I need your assistance to find the list of unmatched in the Employee.txt from the following examples on AIX 6.x.
Employee.txt
1|Sam|Smith|Seatle
2|Barry|Jones|Seatle
3|Garry|Brown|Houston
4|George|Bla|LA
5|Celine|Wood|Atlanta
6|Jody|Ford|Chicago
Car.txt
100|red|1
110|green|9
120|yellow|2
130|yellow|6
140|red|8
150|white|0
bash-4.3$ awk -F"|" 'NR==FNR { empcar[$1]=$0; next } { if (empcar[$3]) print empcar[$3] "|" $1 "|" $2 > "match.txt"; else print $0 > "no_match.txt" }' Employee.txt Car.txt
110|green|9
140|red|8
150|white|0
match.txt
1|Sam|Smith|Seatle|100|red
2|Barry|Jones|Seatle|120|yellow
6|Jody|Ford|Chicago|130|yellow
no_match.txt
110|green|9
140|red|8
150|white|0
bash-4.3$ awk -F"|" 'NR==FNR { empcar[$1]=$0; next } !($3 in empcar)' employee.txt car.txt produced the same list as in the no_match.txt.
However, I want the no_match.txt to be as follows:
3|Garry|Brown|Houston
4|George|Bla|LA
5|Celine|Wood|Atlanta
In other words, print the row in Employee.txt when does not have employee no. in Car.txt.

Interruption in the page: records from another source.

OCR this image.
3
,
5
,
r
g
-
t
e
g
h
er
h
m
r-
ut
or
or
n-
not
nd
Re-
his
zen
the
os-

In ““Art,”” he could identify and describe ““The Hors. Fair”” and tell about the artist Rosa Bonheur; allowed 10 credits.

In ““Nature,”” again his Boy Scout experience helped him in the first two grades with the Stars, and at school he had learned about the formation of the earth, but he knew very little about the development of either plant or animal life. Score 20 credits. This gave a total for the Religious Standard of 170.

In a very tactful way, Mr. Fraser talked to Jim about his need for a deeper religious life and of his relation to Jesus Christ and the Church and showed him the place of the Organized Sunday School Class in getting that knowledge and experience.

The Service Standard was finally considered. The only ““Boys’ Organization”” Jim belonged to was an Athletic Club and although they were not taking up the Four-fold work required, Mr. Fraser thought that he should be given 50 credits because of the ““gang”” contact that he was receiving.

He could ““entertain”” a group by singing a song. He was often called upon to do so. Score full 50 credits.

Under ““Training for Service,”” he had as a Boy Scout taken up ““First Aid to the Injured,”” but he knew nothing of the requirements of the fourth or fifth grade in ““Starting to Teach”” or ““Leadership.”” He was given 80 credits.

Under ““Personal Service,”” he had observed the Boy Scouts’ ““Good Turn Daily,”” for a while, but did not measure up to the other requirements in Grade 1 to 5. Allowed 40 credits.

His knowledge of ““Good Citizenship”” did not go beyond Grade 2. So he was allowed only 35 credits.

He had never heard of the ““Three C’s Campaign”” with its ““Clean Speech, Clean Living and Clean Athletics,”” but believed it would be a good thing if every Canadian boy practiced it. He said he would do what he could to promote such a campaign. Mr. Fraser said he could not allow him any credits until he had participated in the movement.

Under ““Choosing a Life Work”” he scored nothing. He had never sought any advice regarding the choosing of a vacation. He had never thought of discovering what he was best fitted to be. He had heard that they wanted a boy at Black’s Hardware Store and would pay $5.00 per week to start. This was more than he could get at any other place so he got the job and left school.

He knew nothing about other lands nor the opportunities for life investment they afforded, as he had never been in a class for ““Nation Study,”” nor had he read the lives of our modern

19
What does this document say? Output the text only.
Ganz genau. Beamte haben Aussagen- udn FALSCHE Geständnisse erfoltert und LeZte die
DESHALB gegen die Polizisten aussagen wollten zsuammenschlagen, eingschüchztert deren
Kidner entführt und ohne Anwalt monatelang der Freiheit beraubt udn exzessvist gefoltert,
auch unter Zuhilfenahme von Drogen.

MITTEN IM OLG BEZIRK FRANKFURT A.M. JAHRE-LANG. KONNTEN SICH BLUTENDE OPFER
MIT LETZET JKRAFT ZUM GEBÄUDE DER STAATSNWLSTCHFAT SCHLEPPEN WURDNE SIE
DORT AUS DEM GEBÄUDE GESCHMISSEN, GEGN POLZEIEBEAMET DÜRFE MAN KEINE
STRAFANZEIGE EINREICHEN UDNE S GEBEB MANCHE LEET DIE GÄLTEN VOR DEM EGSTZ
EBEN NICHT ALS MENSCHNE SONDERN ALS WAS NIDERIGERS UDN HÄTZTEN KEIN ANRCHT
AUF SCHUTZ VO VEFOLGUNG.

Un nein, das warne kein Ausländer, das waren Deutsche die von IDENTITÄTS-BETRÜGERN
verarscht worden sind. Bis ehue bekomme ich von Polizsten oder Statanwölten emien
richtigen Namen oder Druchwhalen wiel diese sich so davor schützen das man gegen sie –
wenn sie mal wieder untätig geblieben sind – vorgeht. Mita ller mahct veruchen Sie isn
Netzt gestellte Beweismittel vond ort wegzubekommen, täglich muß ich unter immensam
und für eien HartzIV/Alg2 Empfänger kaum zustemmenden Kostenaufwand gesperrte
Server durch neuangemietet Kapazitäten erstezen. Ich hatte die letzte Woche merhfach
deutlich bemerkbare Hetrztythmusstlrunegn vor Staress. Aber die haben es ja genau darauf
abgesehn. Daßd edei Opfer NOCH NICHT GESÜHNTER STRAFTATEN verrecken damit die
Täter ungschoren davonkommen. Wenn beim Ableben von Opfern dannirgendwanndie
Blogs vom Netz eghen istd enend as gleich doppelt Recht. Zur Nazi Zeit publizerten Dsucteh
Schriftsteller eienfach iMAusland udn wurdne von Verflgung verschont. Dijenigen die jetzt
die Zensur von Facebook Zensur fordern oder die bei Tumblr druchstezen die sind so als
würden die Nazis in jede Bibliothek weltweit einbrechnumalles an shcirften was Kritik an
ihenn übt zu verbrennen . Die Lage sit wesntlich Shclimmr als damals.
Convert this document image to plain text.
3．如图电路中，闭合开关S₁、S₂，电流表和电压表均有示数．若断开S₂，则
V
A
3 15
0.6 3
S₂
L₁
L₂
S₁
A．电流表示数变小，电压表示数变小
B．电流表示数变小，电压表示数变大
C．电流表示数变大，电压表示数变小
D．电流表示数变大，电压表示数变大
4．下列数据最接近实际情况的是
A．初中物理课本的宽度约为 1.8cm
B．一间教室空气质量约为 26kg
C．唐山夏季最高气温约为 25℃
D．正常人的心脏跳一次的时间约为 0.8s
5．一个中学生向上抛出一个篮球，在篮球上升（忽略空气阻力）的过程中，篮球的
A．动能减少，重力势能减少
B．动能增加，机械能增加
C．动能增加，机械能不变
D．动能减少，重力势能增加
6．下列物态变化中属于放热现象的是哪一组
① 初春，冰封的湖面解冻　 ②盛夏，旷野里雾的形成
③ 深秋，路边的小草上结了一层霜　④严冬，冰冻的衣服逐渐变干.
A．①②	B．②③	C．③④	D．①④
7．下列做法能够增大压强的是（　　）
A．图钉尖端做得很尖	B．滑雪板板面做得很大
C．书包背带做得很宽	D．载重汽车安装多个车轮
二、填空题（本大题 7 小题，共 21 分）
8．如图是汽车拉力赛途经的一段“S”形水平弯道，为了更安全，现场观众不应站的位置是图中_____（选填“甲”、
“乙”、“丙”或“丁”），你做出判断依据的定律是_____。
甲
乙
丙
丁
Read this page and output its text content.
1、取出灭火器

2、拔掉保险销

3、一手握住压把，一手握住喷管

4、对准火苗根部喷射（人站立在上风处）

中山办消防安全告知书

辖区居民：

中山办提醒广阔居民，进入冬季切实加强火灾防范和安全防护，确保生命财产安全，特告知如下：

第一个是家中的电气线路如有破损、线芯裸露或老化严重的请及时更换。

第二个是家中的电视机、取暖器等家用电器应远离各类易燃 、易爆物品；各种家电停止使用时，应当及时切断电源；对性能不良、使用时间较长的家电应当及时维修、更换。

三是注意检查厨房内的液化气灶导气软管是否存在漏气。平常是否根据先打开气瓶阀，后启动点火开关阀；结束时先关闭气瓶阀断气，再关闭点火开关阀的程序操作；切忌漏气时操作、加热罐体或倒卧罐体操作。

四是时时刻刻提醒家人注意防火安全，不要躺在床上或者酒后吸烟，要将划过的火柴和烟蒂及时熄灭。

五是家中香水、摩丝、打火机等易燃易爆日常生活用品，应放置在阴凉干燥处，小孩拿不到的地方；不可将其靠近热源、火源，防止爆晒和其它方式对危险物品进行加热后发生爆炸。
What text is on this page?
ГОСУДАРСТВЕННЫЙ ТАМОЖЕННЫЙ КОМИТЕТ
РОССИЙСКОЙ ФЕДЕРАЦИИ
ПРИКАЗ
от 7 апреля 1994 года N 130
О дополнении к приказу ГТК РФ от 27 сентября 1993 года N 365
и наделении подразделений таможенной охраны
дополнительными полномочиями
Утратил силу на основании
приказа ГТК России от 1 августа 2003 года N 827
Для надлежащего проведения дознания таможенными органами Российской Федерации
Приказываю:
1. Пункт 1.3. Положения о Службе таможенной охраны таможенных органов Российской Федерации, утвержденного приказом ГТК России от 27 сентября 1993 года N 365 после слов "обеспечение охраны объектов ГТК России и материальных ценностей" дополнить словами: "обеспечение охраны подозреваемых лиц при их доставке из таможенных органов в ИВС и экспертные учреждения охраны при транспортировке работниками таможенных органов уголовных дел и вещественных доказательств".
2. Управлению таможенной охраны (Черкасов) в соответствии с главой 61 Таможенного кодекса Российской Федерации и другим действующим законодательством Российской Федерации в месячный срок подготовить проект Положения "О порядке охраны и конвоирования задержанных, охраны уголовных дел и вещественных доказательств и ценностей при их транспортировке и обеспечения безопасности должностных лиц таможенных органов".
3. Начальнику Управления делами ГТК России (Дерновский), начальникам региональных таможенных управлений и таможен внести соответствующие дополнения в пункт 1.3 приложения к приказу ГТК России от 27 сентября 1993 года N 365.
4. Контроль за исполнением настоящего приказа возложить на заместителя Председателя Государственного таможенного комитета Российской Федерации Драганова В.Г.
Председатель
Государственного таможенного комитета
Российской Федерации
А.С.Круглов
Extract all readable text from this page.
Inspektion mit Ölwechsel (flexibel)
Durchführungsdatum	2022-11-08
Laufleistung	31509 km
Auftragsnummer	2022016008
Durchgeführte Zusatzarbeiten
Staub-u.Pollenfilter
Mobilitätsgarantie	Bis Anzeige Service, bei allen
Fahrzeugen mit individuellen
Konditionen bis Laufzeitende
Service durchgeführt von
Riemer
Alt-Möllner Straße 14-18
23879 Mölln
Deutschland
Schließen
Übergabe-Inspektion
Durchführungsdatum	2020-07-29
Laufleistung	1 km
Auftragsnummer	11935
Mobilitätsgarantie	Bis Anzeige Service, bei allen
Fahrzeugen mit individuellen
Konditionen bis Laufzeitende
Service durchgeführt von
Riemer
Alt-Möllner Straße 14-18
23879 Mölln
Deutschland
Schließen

I couldn’t work out how to reference those unmatched records in the else statement.
I also encountered a lot of unexplained duplicates in the match.txt with my private confidential data that cannot be disclosed.
Many thanks, George
CodePudding user response:
print the row in
Employee.txtwhen does not have employee no. inCar.txt.
You may use this solution:
awk -F"|" '
NR == FNR {
empcar[$3]
next
}
{
print > ($1 in empcar ? "match.txt" : "no_match.txt")
}' Car.txt Employee.txt
cat match.txt
1|Sam|Smith|Seatle
2|Barry|Jones|Seatle
6|Jody|Ford|Chicago
cat no_match.txt
3|Garry|Brown|Houston
4|George|Bla|LA
5|Celine|Wood|Atlanta
Note that we are processing Car.txt as first file and storing all IDs from 3rd field in array empcar. Later while processing Employee.txt we just redirect output to match or no match based on the condition if $1 from later file exists in associative array empcar or not.